Movement and Migration: Honoring Personal and Collective Journeys
Contributor: Alameda County Office of Education
“Art is a tool that an ally could use to unearth the myth of meritocracy, find the cracks and fissures in the institutional foundation and to begin to force a paradigm shift toward justice. We must empower our students, through arts integration, education, and activism, to be allies to the oppressed and correct the wrongs of an unjust system.”
–High School Science teacher, Berkeley High School, Berkeley, CA
The purpose of this module is to build community and create allies that will advocate for justice by:
- Filling in the gaps of our collective histories to lift up the stories that are often omitted
- Expressing, respecting, and honoring our stories of human struggle: forced removal, economic challenges, immigration policies, resilience, hope, and triumph.
Many people have taken, or were forced to take, journeys of migration due to government policies and/or the drive to seek a better life; these are the journeys that have us living where we now reside. This learning module lifts up the stories that reflect our multiple journeys. By exploring and using art, creating “suitcases” and writing letters in the voices of the journeyers, participants can express their stories.
The workshop at the core of this module, Movement and Migration: Honoring Personal and Collective Journeys, comes from the Alameda County Office of Education’s Arts Integration Specialist Program. In this dynamic professional development program, teachers learn how to use the arts to teach critical thinking so that students understand the world as it is today. In turn the students will be able to employ their skills, knowledge, and creative voices to envision and reconfigure a just world of tomorrow.
Target Audience: Educators, youth, community service workers, and others
Materials: computer, projector, screen, collage materials: maps, scissors, glue, 9” x 12” x 4” mailing boxes, masking tape. Optional: paint, brushes, oil pastels, markers, fabric. Please be sure to use the PowerPoint in the presentation format, otherwise the hyperlinks will not work.
Time: The facilitator makes the determination based on the time available. Sections can be divided and used in many ways.

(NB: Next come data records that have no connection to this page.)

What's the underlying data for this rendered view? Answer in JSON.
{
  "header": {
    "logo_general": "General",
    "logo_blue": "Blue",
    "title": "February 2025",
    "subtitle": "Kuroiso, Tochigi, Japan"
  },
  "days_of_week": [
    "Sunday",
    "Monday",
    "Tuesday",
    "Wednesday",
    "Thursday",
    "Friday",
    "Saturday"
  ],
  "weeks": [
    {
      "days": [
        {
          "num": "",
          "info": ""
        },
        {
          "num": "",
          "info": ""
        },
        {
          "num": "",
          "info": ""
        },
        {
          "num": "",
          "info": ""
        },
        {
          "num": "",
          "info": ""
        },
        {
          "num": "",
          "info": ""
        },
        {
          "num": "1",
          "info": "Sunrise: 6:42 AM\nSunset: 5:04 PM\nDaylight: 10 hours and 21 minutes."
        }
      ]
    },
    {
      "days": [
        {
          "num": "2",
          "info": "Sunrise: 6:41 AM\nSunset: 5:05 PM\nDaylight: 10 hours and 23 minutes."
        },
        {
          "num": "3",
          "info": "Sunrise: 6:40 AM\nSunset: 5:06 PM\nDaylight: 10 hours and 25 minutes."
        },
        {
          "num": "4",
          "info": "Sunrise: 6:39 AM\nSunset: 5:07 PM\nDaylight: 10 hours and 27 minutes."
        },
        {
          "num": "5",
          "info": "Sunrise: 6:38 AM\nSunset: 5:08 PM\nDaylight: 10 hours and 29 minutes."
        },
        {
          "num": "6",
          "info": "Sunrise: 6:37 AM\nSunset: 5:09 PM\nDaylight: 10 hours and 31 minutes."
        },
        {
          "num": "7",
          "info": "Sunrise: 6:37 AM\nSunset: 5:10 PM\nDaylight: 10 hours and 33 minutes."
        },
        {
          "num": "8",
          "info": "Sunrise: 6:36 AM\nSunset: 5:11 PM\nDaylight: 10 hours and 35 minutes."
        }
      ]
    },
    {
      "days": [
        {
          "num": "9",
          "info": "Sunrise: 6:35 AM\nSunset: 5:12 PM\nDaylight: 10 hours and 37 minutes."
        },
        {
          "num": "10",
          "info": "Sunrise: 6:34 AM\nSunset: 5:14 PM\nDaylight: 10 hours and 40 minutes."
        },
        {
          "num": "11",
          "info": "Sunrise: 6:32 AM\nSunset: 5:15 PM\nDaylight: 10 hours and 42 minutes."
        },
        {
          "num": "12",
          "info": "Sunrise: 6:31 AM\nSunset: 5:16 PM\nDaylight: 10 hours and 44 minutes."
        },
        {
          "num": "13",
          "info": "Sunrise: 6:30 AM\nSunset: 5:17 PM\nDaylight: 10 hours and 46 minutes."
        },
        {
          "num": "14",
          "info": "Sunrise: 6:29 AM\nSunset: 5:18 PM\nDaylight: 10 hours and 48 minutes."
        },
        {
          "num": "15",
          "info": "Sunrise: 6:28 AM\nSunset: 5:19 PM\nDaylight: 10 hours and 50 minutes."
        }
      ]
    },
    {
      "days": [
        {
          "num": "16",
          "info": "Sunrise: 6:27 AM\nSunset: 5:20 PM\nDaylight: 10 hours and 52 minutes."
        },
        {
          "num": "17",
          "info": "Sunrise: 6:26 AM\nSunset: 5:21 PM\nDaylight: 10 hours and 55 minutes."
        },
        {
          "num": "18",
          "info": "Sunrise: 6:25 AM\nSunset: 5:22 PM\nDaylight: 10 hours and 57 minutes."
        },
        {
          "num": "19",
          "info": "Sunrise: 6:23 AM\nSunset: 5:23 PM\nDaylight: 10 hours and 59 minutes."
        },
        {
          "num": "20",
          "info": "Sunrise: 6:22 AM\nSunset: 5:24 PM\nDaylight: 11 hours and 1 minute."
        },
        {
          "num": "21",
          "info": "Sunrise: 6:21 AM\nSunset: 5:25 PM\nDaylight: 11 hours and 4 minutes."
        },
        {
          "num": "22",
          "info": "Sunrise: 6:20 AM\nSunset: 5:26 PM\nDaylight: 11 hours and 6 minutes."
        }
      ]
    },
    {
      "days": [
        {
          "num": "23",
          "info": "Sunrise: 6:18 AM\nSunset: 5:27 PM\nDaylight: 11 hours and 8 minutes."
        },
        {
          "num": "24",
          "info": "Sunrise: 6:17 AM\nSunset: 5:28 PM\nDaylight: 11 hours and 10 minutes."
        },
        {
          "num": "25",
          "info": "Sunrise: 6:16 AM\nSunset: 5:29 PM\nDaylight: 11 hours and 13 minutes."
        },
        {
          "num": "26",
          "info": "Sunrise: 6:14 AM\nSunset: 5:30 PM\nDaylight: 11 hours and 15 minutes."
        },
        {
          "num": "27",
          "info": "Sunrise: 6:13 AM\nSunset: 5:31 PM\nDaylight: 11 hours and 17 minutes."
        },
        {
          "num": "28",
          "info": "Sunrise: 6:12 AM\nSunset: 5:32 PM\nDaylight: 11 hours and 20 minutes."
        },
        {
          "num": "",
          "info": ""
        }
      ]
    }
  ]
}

This can be a full-day workshop of 4-6 hours, or may be broken into components of 2-3 hours or even hour-long sessions.
Section 1: Recording Life Journeys and Paths
To begin the module, listen to the powerful words of Spanish poet Antonio Machado in the voice of Cuban singer Pipo Zerquera singing "Caminante no hay camino."
Section 2: Watching the Trains Go By
Look at this work of art by artist Romare Bearden and listen to audio commentary by musician Winton Marsalis from the San Francisco Museum of Modern Art's Website. Reflect on what you noticed and heard.
Section 3: Movement and Migration
In this two-part workshop participants articulate the struggle and triumph of a person’s immigration or migration story through art, research, letter writing and theater. The workshop is a catalyst for expanded consciousness, healing and collective vision of living together in harmony.